It's just three storefronts now, just half a block with a jewelry/pawn shop, a carryout and a barber shop.
But to city officials, this half a block in the 400 block of W. Baltimore St. is a critical piece for revitalization, a bridge between the University of Maryland, Baltimore campus to the west and the Hippodrome Theatre and Starbucks to the east.
And so the city is pressing the university to put a planned student bookstore, to be managed by Barnes & Noble, at the northeast corner of Baltimore and Paca streets, a move officials hope will inject more energy and visibility to an area undergoing a slow transformation.
Mayor Sheila Dixon has weighed in, calling UMB President David J. Ramsay. And Baltimore Development Corp. officials, along with various downtown revitalization groups, have met with and lobbied university officials.
"It would be good for the university and its image and good for the west side and good for the community," said M.J. "Jay" Brodie, president of the BDC. "It would be very lively, visible, and give the store a broader customer base."

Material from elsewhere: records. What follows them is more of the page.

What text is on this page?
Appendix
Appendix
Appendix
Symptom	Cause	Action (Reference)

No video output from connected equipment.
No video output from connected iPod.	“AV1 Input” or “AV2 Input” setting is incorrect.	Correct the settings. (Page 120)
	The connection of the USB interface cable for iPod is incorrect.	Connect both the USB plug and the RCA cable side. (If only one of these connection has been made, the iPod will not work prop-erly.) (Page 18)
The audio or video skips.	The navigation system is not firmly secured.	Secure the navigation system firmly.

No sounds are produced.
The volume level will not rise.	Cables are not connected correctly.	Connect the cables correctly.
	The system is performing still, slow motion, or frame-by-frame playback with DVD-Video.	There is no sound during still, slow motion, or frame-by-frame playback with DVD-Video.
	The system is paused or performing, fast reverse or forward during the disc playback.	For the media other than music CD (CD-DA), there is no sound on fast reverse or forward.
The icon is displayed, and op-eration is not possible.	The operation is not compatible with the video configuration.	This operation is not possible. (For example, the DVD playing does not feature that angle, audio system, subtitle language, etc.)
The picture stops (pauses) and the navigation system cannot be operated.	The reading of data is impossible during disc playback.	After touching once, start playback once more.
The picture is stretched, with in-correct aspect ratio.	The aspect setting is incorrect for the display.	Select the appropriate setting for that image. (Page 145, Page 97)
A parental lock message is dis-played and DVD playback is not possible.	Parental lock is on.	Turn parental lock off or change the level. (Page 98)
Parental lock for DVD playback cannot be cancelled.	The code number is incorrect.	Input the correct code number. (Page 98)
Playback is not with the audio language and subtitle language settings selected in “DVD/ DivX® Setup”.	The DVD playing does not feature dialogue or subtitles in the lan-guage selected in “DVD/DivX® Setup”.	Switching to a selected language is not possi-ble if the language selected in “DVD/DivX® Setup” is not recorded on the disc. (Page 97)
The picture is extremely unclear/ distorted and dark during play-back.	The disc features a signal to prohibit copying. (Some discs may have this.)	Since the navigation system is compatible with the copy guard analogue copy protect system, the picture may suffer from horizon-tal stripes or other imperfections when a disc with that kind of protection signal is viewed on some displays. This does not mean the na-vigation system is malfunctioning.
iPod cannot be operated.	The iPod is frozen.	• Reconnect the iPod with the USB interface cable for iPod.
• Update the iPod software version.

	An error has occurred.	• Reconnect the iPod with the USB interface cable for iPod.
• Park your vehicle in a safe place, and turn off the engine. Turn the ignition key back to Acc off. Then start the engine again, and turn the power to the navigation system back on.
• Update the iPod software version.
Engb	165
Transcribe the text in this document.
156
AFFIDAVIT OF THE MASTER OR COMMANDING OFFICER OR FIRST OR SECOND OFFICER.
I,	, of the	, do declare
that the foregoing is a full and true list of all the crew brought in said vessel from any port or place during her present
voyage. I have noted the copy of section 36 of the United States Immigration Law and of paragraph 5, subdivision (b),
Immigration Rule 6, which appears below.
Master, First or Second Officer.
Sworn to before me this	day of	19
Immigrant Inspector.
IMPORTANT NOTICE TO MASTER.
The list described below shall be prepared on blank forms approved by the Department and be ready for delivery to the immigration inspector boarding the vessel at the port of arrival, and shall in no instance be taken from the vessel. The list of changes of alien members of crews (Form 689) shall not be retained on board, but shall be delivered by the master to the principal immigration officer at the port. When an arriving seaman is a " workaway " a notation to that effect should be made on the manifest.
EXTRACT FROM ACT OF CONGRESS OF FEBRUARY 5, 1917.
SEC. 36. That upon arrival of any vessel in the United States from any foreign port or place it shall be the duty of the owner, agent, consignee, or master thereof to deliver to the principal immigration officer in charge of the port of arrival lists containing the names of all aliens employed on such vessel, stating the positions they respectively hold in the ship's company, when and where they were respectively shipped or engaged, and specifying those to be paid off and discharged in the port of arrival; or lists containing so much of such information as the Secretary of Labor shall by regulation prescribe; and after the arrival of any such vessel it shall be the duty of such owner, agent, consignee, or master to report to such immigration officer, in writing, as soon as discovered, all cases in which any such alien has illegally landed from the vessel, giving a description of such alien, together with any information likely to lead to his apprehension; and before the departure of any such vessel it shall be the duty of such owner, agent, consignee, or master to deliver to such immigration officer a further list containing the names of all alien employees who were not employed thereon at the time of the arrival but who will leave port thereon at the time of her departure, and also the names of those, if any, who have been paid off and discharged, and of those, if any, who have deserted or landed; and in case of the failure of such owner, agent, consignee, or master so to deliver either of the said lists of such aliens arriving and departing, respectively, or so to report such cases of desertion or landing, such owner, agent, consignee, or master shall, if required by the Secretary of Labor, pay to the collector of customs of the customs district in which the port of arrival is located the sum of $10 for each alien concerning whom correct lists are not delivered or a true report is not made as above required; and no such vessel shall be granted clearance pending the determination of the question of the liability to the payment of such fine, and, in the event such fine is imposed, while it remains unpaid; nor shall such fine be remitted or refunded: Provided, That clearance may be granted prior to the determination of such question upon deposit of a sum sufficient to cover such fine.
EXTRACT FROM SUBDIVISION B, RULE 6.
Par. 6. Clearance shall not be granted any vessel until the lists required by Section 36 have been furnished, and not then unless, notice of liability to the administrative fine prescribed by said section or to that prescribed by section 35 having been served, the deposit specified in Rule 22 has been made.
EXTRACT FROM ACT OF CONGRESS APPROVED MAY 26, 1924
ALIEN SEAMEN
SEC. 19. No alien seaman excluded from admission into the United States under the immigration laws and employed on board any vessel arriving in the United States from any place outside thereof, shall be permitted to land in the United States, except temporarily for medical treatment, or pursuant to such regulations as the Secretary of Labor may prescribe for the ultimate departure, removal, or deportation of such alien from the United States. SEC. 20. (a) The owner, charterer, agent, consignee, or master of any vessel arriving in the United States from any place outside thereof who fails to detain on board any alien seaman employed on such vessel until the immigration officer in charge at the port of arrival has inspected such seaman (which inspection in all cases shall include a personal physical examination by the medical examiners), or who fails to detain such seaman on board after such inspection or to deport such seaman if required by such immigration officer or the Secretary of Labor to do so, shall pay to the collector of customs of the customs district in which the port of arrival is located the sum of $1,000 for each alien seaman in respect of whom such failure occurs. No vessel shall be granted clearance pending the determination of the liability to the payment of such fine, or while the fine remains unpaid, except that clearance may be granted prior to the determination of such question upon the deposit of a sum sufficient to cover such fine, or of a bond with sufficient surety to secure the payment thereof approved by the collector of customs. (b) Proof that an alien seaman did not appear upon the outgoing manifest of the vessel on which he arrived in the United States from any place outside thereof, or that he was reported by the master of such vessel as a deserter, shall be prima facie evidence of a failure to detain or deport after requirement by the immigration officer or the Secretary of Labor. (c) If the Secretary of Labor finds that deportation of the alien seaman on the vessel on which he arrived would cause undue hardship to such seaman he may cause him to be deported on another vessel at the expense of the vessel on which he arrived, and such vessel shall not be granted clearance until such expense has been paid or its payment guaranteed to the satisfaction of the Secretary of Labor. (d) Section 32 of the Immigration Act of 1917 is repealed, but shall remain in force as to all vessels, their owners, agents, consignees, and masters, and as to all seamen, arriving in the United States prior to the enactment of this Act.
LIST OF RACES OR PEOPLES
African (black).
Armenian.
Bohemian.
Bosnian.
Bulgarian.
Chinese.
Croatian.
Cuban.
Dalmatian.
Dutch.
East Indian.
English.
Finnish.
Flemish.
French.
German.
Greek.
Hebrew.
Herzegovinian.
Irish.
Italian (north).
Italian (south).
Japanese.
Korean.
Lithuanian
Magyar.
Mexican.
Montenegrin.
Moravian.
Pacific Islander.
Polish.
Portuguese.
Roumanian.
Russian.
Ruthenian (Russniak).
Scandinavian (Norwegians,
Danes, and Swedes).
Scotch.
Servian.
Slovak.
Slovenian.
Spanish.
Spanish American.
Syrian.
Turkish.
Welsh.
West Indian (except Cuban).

University officials had planned to open the bookstore in a new campus center currently under construction in the 600 block of W. Lombard St., said James Hill, vice president for administration and finance.
Putting the bookstore in a building owned by the university would obviously be less costly, Hill said. "It's just a matter of economics," he added.
Still, Hill said, university officials have been in negotiations and discussions with city officials and the developers - A&R; Development Corp. of Baltimore and David S. Brown Enterprises Ltd. - to see if they can find an economically viable solution for the university.
Brodie said the city is looking at offering the university financial incentives, such as low-interest loans, to make the deal more economically viable.
"We're waiting to hear back," Brodie said. "You're hardly going to know the store is there if it's in the student center."
Hill said the university was "very close to making a decision" and will likely discuss it this week.
"That block is important to both the city and the university," said Hill. "That's the link between the university and Centerpoint [apartments] and downtown. It's not the best of blocks on either side of the street, and it's felt that the bookstore presence there would just about complete the whole north side of West Baltimore Street and that block."
The university's bookstore was previously located in the student union building, which is now being rebuilt as a new campus center. In the meantime, the bookstore is in a temporary location on Penn Street.
The new bookstore would have about 10,000 square feet and primarily function as a university store with textbooks but will also include books for the larger community, and likely a cafe section, said Hill. The project is several years from completion.
Deputy Mayor Andrew Frank said the university's expansion "is the strength that makes the west-side transformation possible."
"We view the opportunity for a community bookstore in the heart of a thriving university district as important to the west side today as the Hippodrome and Centerpoint were just a few years back," Frank said. "Building a retail Barnes & Noble represents a unique opportunity to accelerate the transformation of the neighborhood that surrounds UMB's campus."
Downtown boosters agree.
"Overnight, a university bookstore will transform that area into a college town," said Kirby Fowler, president of the Downtown Partnership. "That block is just a little inactive right now," he said. "The additional activity on the street will multiply right before our eyes."
Fowler said there are also plans to transform the south side of the block, owned by the same developers, into a mixed-use complex with residential units, retail businesses, and possibly offices.
A&R; and Brown Enterprises could not be reached for comment.
The owner of Samuelson's Diamonds, the jewelry/pawn shop on the block, said he was unaware of discussions regarding that site and had no comment.
Next door at New Civic, a carryout restaurant with a small dining section, owner Kyong Choe said she had heard talk of a bookstore and is worried about her eatery's future. "I like it here; I've got a lot of regular customers," said Choe, 57, who has run the restaurant for the past 19 years.
Still, Choe said, she's noticed the changes and understands that the city is trying to develop a more upscale area. She just hopes she doesn't get lost in the dust.
"If they all plan, then they should help me with moving," she said. "I was planning for retirement."
Charles Michie, 44, manager of Millennium Cutz 2000, also worries about where he would go. "I would have no problem leaving as long as I stay downtown," said Michie. "All my clients are down here."
He also understands that the block can't stay the same. "You got the dental school and the law school, and now they got the Starbucks and an eatery next door, and luxury condominiums just finished," he said. "You can't have development, then eyesores, then development.
"It's pretty much inevitable," he said of leaving. "What can I do?"
The bookstore would add to a flood of construction continuing on the west side.
A $40 million hotel, apartment and restaurant complex conceived by UMB is set to go up on the northwest corner of Eutaw and Fayette streets. The development will consist of a 140-room Marriott TownePlace Suites hotel, a parking garage, 90 market-rate apartments, a restaurant and retail space, according to preliminary plans.
And the city's long-stalled superblock project is moving forward after resolving all outstanding lawsuits, allowing the start of a development with 400 to 500 market-rate apartments and up to 250,000 square feet of shops and parking.